Her wide green eyes opened, holding his. “You don’t want me at your house,” she said huskily. “You never did. We quarreled over Miriam and you said I was a pain in the neck and you never wanted to have to see me again!”
He actually winced. “Try to sleep,” he said tersely.
She was drifting in and out of consciousness, blissfully unaware of the tortured look on the dark face above her. She closed her eyes. “Yes. Sleep…”
The world seemed very far away as the drugs took hold at last and she slept. Her dreams were full of the old days, of growing up with Mary and Matt, of Ethan always nearby, beloved and taciturn and completely unattainable. No matter how hard she tried to act her age, Ethan had never looked at her as a woman in those early days.
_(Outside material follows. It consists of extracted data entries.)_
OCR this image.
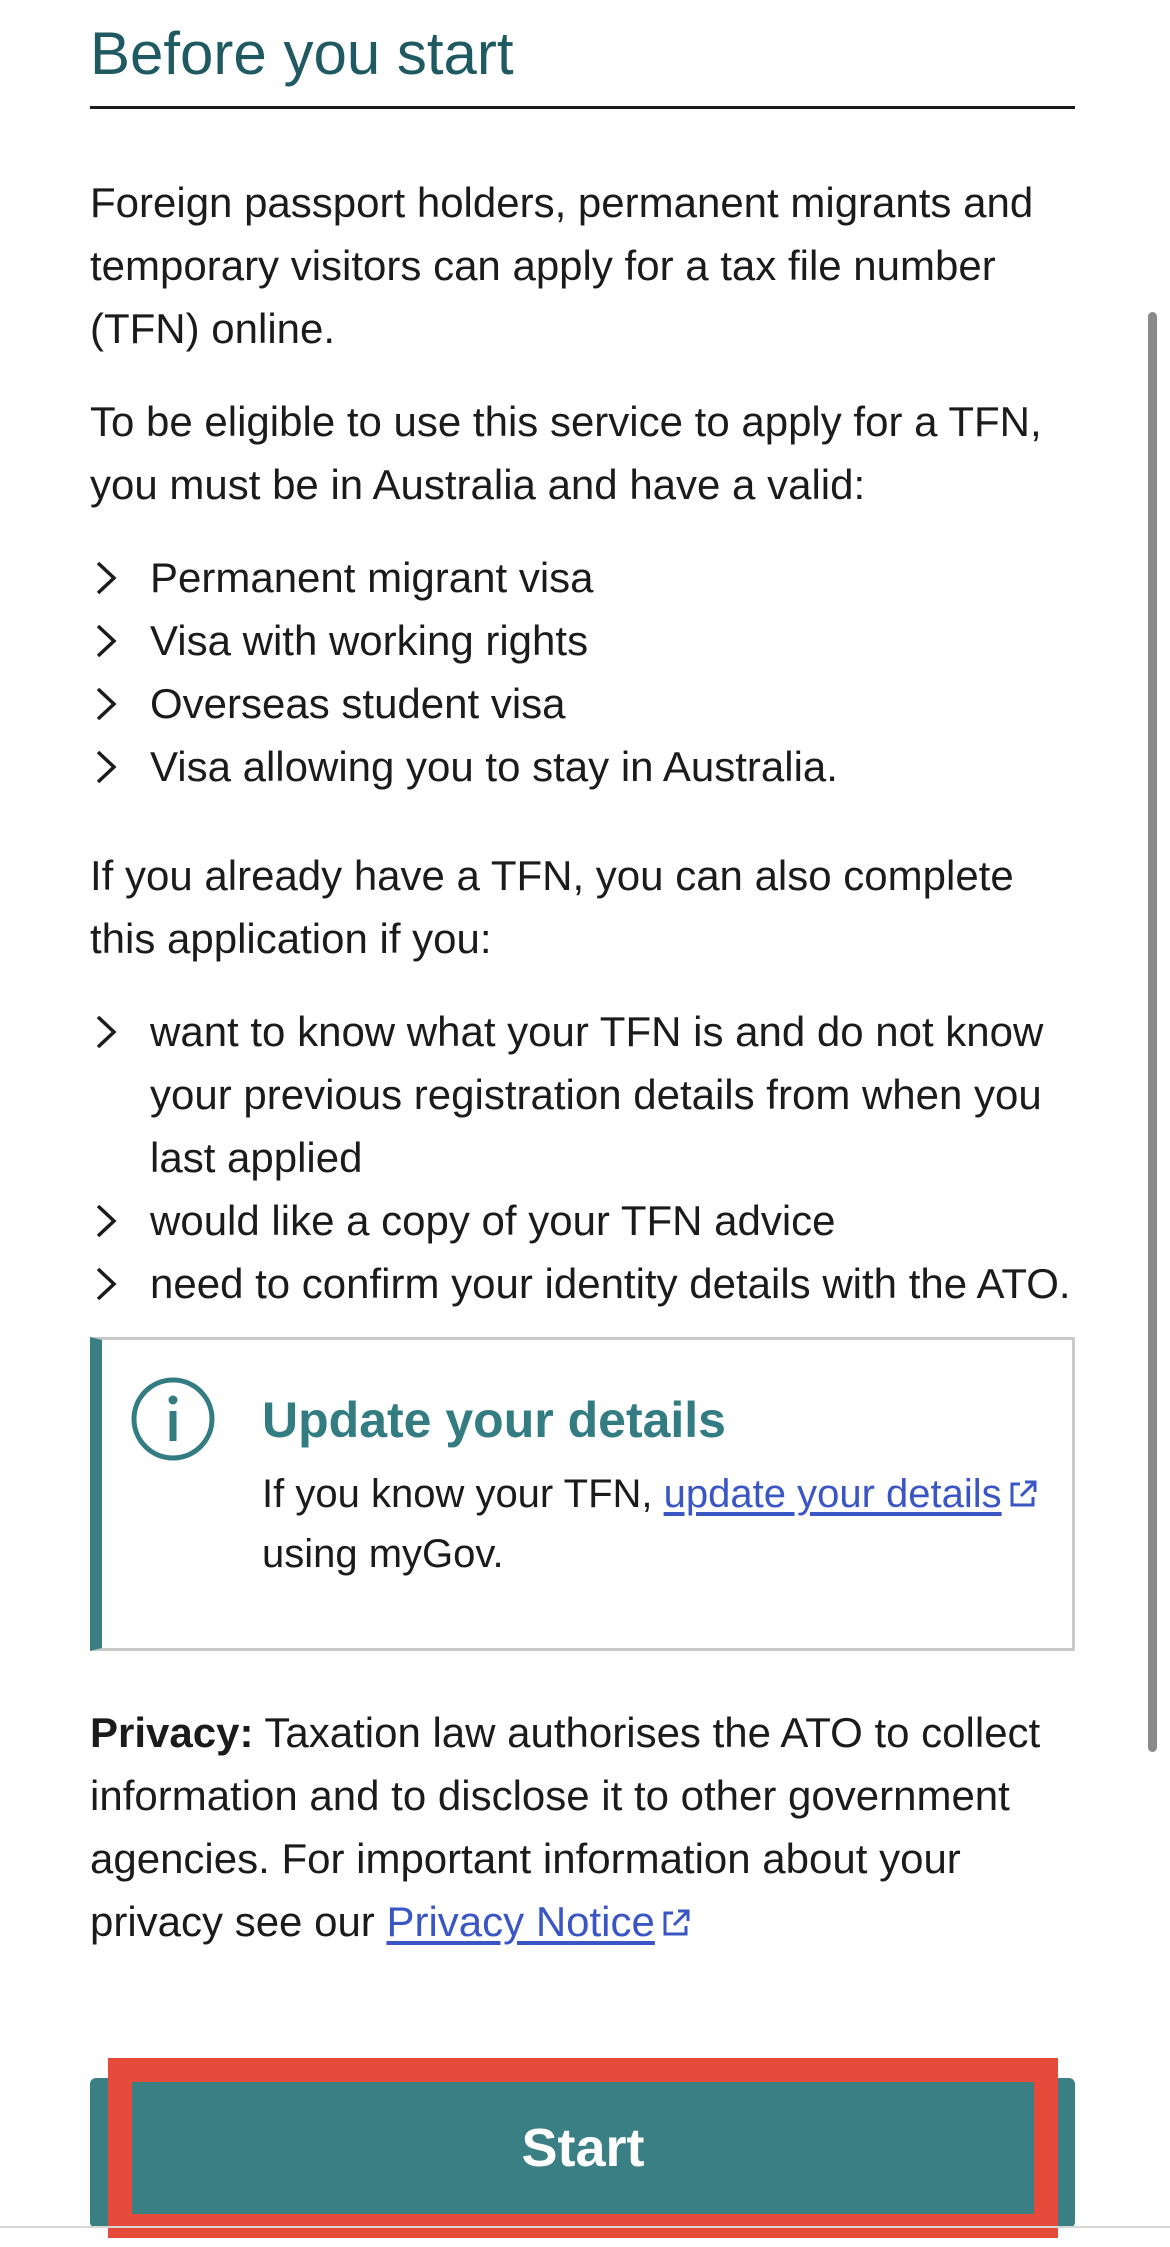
Before you start

Foreign passport holders, permanent migrants and temporary visitors can apply for a tax file number (TFN) online.

To be eligible to use this service to apply for a TFN, you must be in Australia and have a valid:

Permanent migrant visa
Visa with working rights
Overseas student visa
Visa allowing you to stay in Australia.

If you already have a TFN, you can also complete this application if you:

want to know what your TFN is and do not know your previous registration details from when you last applied
would like a copy of your TFN advice
need to confirm your identity details with the ATO.
Update your details

If you know your TFN, update your details using myGov.

Privacy: Taxation law authorises the ATO to collect information and to disclose it to other government agencies. For important information about your privacy see our Privacy Notice

Start
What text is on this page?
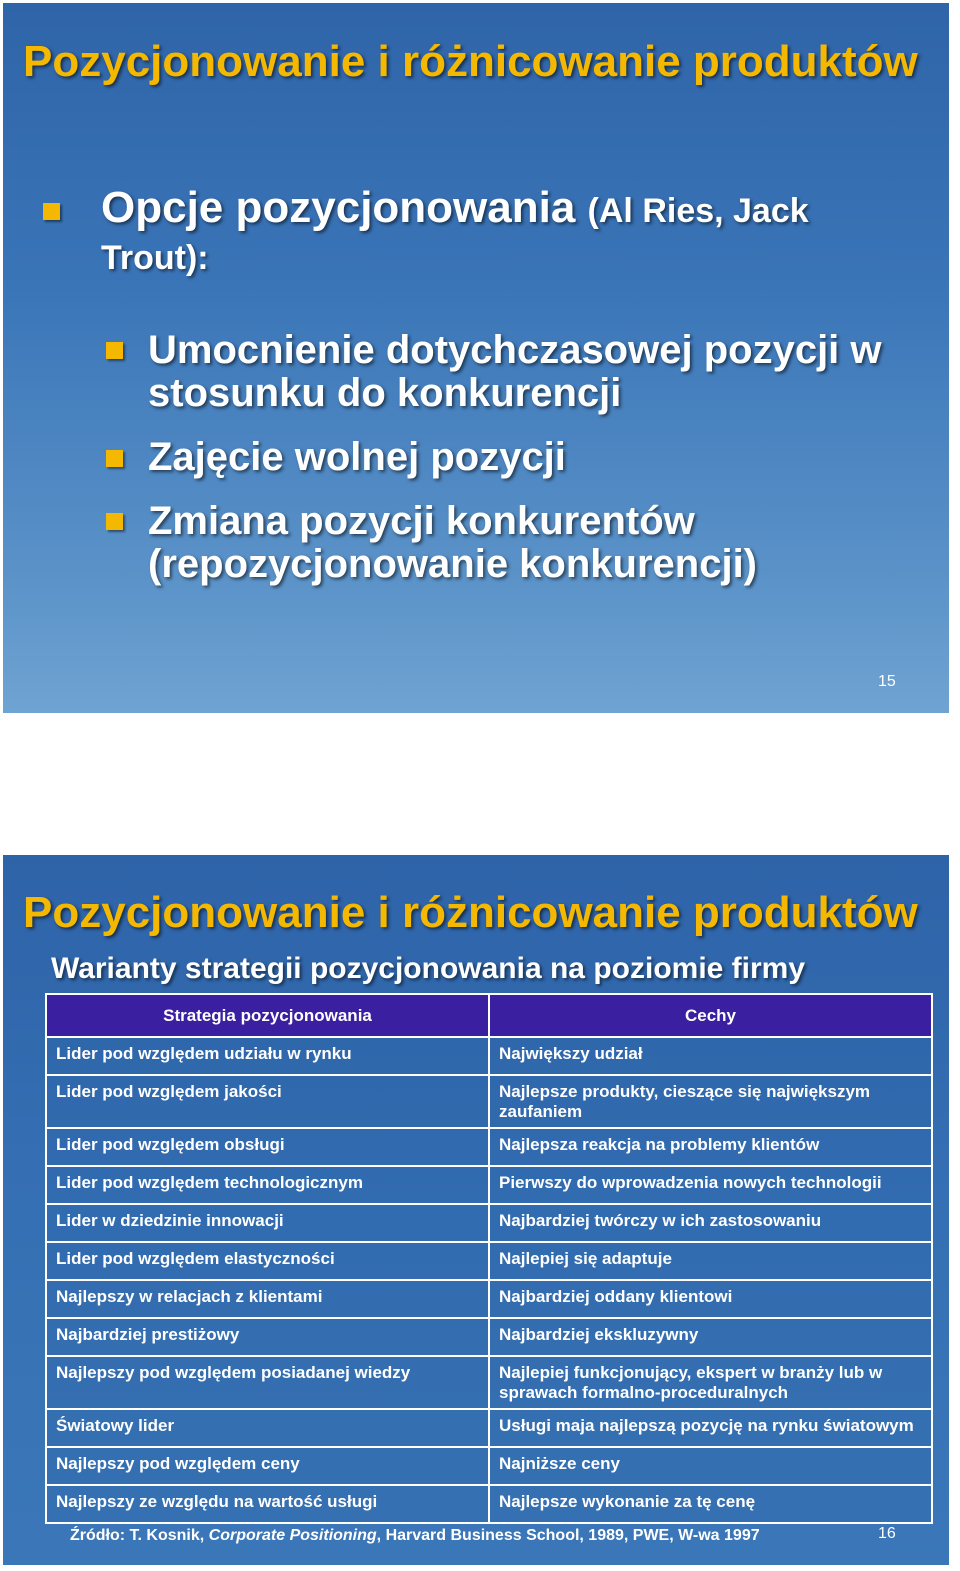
Pozycjonowanie i różnicowanie produktów
Opcje pozycjonowania (Al Ries, Jack Trout):
Umocnienie dotychczasowej pozycji w stosunku do konkurencji
Zajęcie wolnej pozycji
Zmiana pozycji konkurentów (repozycjonowanie konkurencji)
15
Pozycjonowanie i różnicowanie produktów
Warianty strategii pozycjonowania na poziomie firmy
Strategia pozycjonowania	Cechy
Lider pod względem udziału w rynku	Największy udział
Lider pod względem jakości	Najlepsze produkty, cieszące się największym zaufaniem
Lider pod względem obsługi	Najlepsza reakcja na problemy klientów
Lider pod względem technologicznym	Pierwszy do wprowadzenia nowych technologii
Lider w dziedzinie innowacji	Najbardziej twórczy w ich zastosowaniu
Lider pod względem elastyczności	Najlepiej się adaptuje
Najlepszy w relacjach z klientami	Najbardziej oddany klientowi
Najbardziej prestiżowy	Najbardziej ekskluzywny
Najlepszy pod względem posiadanej wiedzy	Najlepiej funkcjonujący, ekspert w branży lub w sprawach formalno-proceduralnych
Światowy lider	Usługi maja najlepszą pozycję na rynku światowym
Najlepszy pod względem ceny	Najniższe ceny
Najlepszy ze względu na wartość usługi	Najlepsze wykonanie za tę cenę
Źródło: T. Kosnik, Corporate Positioning, Harvard Business School, 1989, PWE, W-wa 1997	16
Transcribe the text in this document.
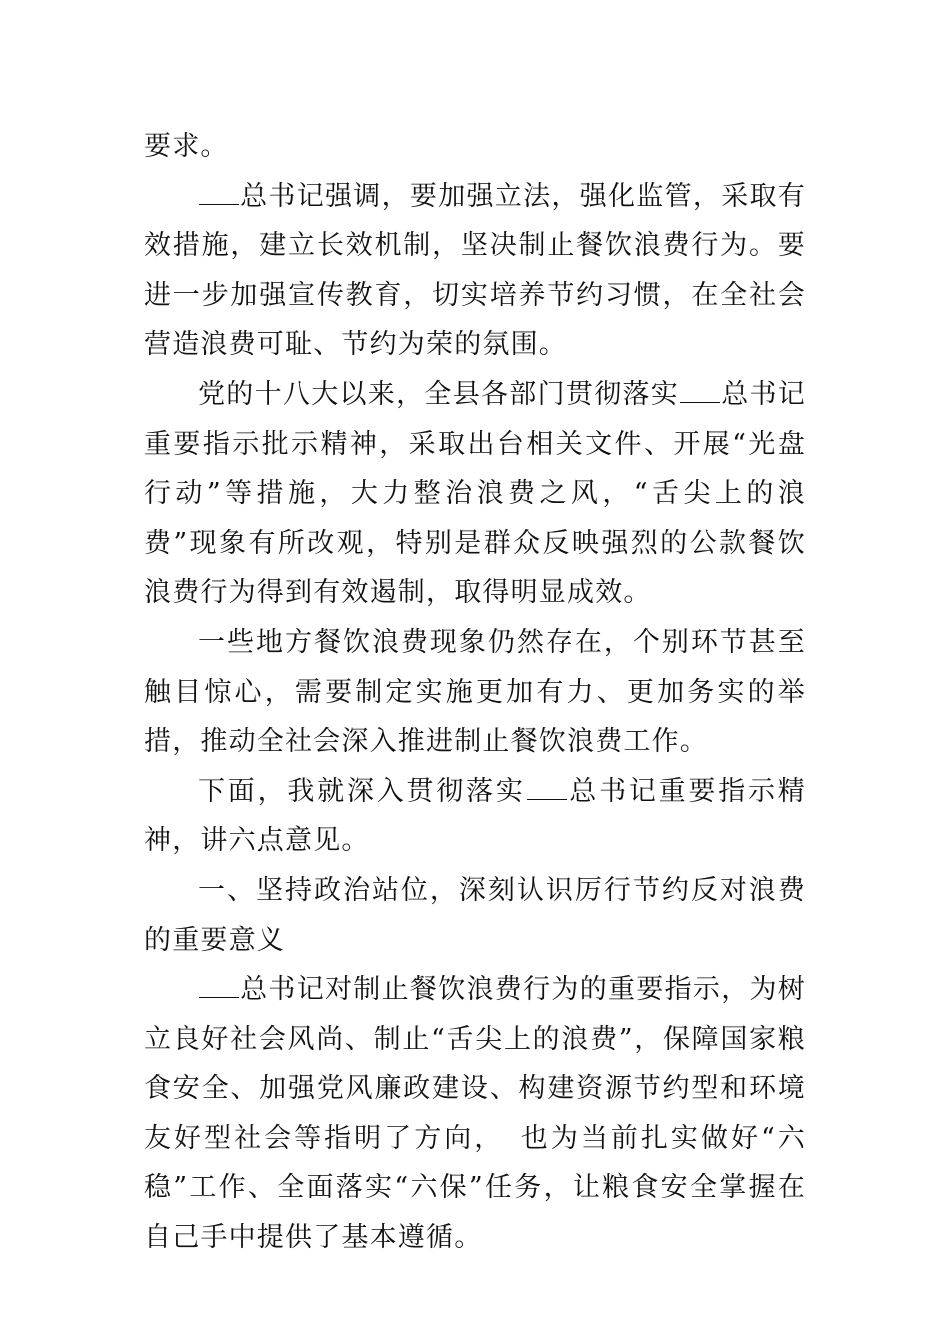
要求。

总书记强调，要加强立法，强化监管，采取有效措施，建立长效机制，坚决制止餐饮浪费行为。要进一步加强宣传教育，切实培养节约习惯，在全社会营造浪费可耻、节约为荣的氛围。

党的十八大以来，全县各部门贯彻落实 总书记重要指示批示精神，采取出台相关文件、开展“光盘行动”等措施，大力整治浪费之风，“舌尖上的浪费”现象有所改观，特别是群众反映强烈的公款餐饮浪费行为得到有效遏制，取得明显成效。

一些地方餐饮浪费现象仍然存在，个别环节甚至触目惊心，需要制定实施更加有力、更加务实的举措，推动全社会深入推进制止餐饮浪费工作。

下面，我就深入贯彻落实 总书记重要指示精神，讲六点意见。

一、坚持政治站位，深刻认识厉行节约反对浪费的重要意义

总书记对制止餐饮浪费行为的重要指示，为树立良好社会风尚、制止“舌尖上的浪费”，保障国家粮食安全、加强党风廉政建设、构建资源节约型和环境友好型社会等指明了方向，　也为当前扎实做好“六稳”工作、全面落实“六保”任务，让粮食安全掌握在自己手中提供了基本遵循。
Arabella had always loved him. Her music had been her escape. She could play the exquisite classical pieces and put all the love Ethan didn’t want into her fingers as she played. It was that fever and need that had given her a start in the musical world. At the age of twenty-one, she’d won an international competition with a huge financial prize, and the recognition had given her a shot at a recording contract.